US-Behörde schickt Informationen über konterrevolutionäre Agenten in Kuba unverschlüsselt nach Havanna.

Durch einen Fehler der US-Behörde für internationale Entwicklung (USAID) sind Details über ein millionenschweres Programm zur Destabilisierung Kubas bekanntgeworden. Wie nordamerikanische Medien am Montag berichteten, hatten Behördenmitarbeiter interne Dokumente mit Informationen über geplante Aktivitäten und Kontaktpersonen in Kuba an die US-Interessenvertretung in Havanna (SINA) geschickt. Irrtümlich sei dazu aber eine nicht verschlüsselte Verbindung benutzt worden.
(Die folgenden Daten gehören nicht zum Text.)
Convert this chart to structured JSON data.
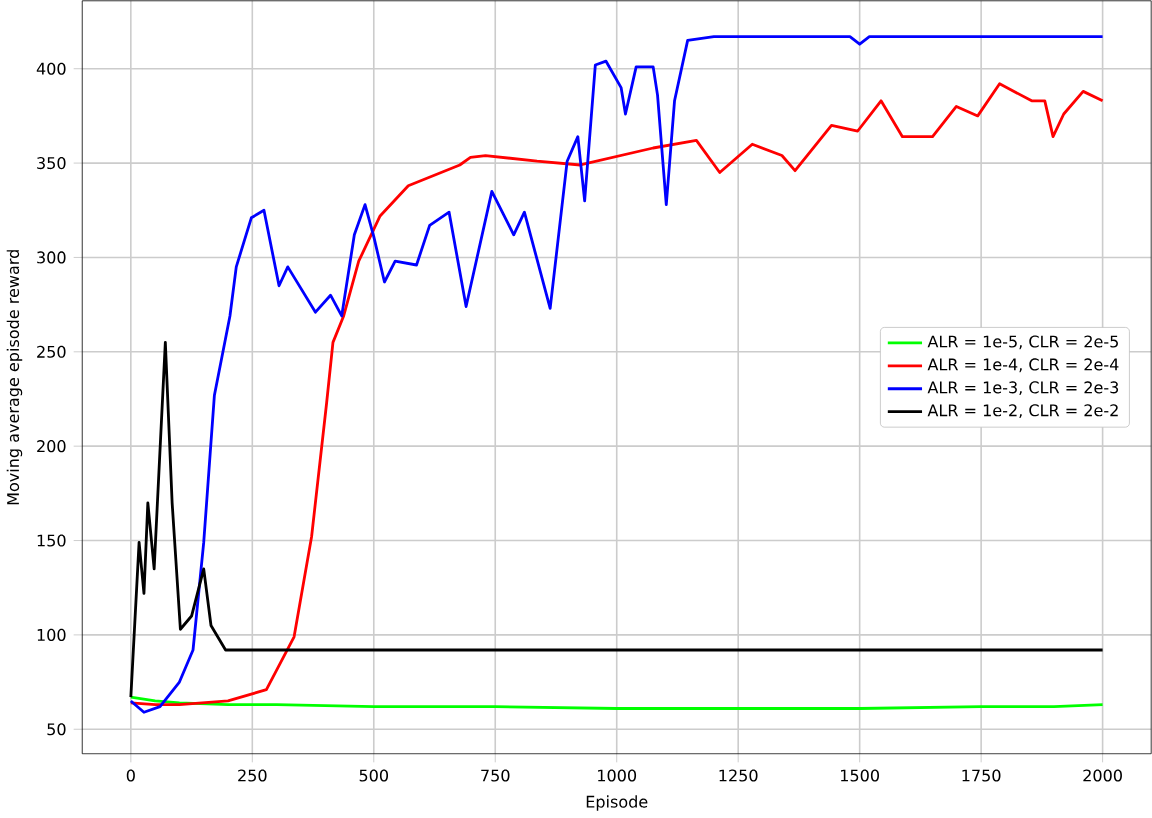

Nach den Berichten hatte die USAID am 10. Juli ein »Hilfsprogramm« für die »demokratischen Kräfte gegen das kommunistische Regime« aufgelegt, für das in den nächsten drei Jahren sechs Millionen US-Dollar fließen sollten. Konkretes Ziel sei die Unterstützung von künftigen Oppositionsführern, ihre Ausbildung, das Trainieren ihrer technischen Fähigkeiten und die Finanzierung ihrer Auslandsreisen. Die US-Nachrichtenagentur UPI berichtete, daß sich bis zum Meldeschluß am 9. August insgesamt 20 Organisationen beworben hatten. Diese dokumentierten in den Schreiben ihre Verbindungen zu Personen in Kuba, beschrieben deren Fähigkeiten und legten teilweise komplette Aktionspläne vor. All dies schickte die USAID dann unchiffriert an die SINA in Havanna.

Das ganze sei »eine unvorstellbare Dummheit«, zitierte die den ultrarechten Exilkubanergruppen in Miami nahestehende Tageszeitung Nuevo Herald einen Betroffenen. Der Vertreter einer Organisation, die auf einen Teil der Millionen hoffte, hatte dem Blatt zufolge in einer 200 Seiten starken Dokumentation seine jahrelangen Aktivitäten für die USAID in Kuba, die Namen möglicher »Rekruten« und Orte, an denen sie ausgebildet werden könnten, minutiös aufgelistet. Systemgegner in Kuba und ihre Hintermänner in den USA befürchten nun, daß diese Informationen den Sicherheitsbehörden der sozialistischen Inselrepublik wichtige Hinweise auf Verbindungen, Organisationsstrukturen und die finanzielle Ausstattung der Contras liefern. Auch eine strafrechtliche Verfolgung der aufgeflogenen Agenten wird für möglich gehalten.

In Kuba sind die subversiven Aktivitäten der angeblichen Entwicklungshilfebehörde und der SINA-Diplomaten allerdings seit Jahren bekannt. »Zwischen Dezember 1996 und dem Jahr 2004 hat die US-Regierung über die USAID mehr als 34 Millionen Dollar an 25 konterrevolutionäre Gruppen verteilt«, berichtete die kubanische Journalistin Norelys Morales am Dienstag in ihrem Blog IslaMía. Im Dezember 2009 war der USAID-Agent Alan Gross, der jahrelang technische Ausrüstungen wie Satellitentelefone illegal ins Land geschafft hatte, auf dem Flughafen von Havanna verhaftet worden. Im März 2011 wurde er wegen »Handlungen gegen die Unabhängigkeit und Integrität des nationalen Territoriums« zu einer Freiheitsstrafe von 15 Jahren verurteilt. Seitdem läßt sich die US-Behörde von allen »Mitarbeitern im Außendienst« schriftlich bestätigen, daß sie »nicht für irgendwelche Nachteile oder Schäden von Personen, die für die USAID nach Kuba reisen, verantwortlich gemacht« werden könne.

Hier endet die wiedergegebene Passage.